At Cleveland Clinic, Dr. Anderson is currently focusing on reducing the chances for relapse in DSRCT patients.
“We recently treated six patients with a drug called ONC201, which Dr. Hayes-Jordan previously tested in her lab. Some patients responded and some ultimately progressed, but I think that this drug has promise in the adjuvant setting and the potential for use in relapse prevention,” he says. “We have one patient who has said this is the best she has felt in more than three years and she continues to respond, more than six months on the well-tolerated ONC201 drug.”
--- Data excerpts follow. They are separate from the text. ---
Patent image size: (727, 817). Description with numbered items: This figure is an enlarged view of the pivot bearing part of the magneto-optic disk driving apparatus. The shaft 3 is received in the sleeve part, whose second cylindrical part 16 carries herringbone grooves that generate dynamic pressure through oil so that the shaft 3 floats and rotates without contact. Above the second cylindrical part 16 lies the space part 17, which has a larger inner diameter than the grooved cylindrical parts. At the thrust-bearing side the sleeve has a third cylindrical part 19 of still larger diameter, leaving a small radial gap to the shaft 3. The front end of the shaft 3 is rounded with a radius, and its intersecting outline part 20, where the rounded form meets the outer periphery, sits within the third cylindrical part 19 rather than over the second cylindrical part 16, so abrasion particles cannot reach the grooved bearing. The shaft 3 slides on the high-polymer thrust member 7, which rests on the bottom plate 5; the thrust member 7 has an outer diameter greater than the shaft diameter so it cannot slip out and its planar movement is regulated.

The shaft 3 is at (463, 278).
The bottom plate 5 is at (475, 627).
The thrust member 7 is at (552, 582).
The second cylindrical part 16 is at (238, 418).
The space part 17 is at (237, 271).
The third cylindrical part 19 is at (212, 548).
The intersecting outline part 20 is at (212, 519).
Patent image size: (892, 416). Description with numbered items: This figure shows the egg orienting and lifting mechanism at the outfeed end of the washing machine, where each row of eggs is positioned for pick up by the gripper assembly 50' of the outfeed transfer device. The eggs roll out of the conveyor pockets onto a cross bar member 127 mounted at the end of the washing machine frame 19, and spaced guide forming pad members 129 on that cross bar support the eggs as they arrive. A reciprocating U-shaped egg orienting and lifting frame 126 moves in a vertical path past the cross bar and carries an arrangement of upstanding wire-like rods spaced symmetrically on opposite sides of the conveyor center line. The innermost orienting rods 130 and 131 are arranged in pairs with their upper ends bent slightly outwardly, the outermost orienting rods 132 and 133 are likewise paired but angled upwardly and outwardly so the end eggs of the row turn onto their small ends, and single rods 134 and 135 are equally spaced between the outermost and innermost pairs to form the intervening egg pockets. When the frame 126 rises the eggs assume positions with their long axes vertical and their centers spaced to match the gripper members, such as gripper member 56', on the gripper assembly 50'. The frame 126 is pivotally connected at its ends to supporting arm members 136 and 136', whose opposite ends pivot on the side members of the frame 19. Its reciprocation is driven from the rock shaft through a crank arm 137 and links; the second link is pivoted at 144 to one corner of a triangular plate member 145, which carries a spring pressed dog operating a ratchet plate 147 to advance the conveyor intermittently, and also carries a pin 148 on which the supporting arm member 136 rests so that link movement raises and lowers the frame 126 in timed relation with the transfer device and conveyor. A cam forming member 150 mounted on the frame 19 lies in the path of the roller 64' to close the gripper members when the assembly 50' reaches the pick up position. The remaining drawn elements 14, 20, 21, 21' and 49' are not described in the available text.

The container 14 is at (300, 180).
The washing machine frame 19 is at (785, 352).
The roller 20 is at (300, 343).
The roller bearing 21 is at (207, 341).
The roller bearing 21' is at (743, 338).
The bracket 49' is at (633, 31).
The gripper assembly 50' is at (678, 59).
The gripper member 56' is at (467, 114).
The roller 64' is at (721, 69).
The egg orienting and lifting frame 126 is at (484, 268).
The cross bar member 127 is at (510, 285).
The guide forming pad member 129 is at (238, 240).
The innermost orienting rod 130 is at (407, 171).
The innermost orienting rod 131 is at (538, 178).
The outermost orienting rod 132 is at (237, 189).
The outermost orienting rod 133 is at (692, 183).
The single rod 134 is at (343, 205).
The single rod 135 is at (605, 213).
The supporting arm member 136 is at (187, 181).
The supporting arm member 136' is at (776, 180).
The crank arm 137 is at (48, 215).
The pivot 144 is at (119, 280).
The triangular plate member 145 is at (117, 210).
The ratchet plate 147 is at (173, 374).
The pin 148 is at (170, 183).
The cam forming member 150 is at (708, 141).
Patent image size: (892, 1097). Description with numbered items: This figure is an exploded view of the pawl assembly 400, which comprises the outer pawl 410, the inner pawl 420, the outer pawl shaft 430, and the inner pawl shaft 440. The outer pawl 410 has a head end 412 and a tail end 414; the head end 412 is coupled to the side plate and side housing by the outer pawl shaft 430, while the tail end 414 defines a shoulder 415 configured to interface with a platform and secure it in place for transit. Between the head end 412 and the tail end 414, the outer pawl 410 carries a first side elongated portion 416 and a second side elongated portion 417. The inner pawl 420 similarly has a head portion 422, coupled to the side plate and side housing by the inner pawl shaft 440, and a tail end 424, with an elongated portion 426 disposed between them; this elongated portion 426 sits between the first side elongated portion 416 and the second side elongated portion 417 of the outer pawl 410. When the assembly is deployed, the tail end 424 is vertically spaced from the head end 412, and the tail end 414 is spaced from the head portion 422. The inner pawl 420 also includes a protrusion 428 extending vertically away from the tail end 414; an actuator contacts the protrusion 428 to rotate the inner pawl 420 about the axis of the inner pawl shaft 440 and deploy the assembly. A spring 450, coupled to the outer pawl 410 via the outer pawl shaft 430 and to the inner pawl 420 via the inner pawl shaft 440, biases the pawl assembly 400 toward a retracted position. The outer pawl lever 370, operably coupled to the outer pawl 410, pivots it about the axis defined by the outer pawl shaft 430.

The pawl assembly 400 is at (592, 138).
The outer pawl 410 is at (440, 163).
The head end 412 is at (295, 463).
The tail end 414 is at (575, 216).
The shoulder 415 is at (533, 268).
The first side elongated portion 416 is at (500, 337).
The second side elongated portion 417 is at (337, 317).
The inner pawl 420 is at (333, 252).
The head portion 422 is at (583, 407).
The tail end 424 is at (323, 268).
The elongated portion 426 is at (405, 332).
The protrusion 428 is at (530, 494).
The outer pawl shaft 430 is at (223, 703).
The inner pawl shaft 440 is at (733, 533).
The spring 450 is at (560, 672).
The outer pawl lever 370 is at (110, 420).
According to Dr. Anderson, getting a consultation from an expert who is familiar with the principles of therapy for DSRCT is one of the most important steps in treating a very rare tumor such as DSRCT. Cleveland Clinic is facilitating this process by offering HIPAA-secure virtual visits to patients who live not only in Ohio, but also other states and Canada. Dr. Anderson is very enthusiastic about the benefits of this program helping DSRCT patients know options and how to control side effects of therapy, too.
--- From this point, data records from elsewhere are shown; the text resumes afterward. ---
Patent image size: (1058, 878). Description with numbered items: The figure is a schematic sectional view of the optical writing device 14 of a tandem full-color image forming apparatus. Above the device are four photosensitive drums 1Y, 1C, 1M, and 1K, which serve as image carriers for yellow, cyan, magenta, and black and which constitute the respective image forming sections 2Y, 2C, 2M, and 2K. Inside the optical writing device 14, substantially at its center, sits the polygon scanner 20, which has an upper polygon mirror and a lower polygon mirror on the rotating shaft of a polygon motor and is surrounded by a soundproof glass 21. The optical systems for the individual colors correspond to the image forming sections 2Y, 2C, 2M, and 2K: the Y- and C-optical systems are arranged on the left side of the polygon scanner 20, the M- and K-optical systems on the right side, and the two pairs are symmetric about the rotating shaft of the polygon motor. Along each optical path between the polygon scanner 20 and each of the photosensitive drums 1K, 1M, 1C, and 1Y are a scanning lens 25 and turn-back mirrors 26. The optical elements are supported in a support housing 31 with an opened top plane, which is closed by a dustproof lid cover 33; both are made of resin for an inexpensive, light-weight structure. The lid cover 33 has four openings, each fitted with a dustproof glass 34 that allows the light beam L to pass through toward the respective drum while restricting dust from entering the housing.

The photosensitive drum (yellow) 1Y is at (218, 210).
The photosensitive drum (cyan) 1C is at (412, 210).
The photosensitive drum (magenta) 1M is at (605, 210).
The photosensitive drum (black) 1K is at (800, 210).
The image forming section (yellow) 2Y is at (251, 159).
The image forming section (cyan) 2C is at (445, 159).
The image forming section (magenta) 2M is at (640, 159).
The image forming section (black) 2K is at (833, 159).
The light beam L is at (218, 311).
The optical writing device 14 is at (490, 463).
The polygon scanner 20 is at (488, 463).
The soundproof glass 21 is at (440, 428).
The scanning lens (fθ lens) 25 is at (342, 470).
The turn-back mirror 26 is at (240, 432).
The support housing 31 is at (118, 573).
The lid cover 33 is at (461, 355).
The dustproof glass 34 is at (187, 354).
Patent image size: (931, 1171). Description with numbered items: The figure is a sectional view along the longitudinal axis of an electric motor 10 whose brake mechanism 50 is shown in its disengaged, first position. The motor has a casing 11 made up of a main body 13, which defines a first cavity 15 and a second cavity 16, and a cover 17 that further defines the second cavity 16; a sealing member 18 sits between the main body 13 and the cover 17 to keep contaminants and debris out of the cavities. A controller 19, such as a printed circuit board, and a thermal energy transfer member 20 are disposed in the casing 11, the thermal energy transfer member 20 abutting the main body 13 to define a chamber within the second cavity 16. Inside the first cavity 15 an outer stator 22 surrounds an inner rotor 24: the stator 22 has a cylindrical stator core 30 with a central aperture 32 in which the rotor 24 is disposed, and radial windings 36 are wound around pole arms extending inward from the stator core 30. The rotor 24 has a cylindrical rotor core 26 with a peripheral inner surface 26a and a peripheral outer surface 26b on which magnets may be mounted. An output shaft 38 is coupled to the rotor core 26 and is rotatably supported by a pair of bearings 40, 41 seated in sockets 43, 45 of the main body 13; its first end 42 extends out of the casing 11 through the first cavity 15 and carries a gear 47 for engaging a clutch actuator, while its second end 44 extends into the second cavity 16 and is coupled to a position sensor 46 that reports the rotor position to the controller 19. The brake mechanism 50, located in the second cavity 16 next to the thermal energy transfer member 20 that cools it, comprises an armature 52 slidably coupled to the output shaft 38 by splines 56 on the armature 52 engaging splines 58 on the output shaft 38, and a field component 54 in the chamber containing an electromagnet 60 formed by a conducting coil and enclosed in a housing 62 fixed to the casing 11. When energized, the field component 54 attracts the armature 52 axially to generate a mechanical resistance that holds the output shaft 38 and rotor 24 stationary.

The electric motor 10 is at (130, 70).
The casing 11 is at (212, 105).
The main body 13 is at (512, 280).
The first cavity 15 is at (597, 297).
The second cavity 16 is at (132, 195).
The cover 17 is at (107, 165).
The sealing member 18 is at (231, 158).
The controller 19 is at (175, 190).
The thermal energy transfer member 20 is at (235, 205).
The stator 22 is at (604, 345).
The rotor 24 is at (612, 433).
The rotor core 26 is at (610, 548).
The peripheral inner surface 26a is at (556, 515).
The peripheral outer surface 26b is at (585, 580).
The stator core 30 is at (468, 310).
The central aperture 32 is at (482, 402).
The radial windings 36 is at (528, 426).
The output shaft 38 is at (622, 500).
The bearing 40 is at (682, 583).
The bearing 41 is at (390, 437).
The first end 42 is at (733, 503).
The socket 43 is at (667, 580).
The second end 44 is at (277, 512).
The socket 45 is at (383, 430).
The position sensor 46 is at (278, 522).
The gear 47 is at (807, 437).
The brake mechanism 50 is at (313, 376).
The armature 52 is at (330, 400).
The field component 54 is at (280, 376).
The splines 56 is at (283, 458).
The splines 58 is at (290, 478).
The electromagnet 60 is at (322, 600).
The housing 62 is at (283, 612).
“I now perform anywhere between two and four virtual visits per week and some of those are DRSCT patients. I am very impressed with this process — how easy and friendly it is and how much information we can provide to the patients. I provide a summary, articles, clincaltrials.gov information, and often PowerPoint images, so they have a much better idea of systemic and local control options. Also, we talk about how to improve intestinal health to make chemotherapy, surgery and radiotherapy less toxic and more effective for DSRCT,” he says. “Without virtual visit access to Cleveland Clinic’s pediatric oncology and sarcoma programs, many of these patients would not have the opportunity to consult a team with extensive experience treating DRSCT.”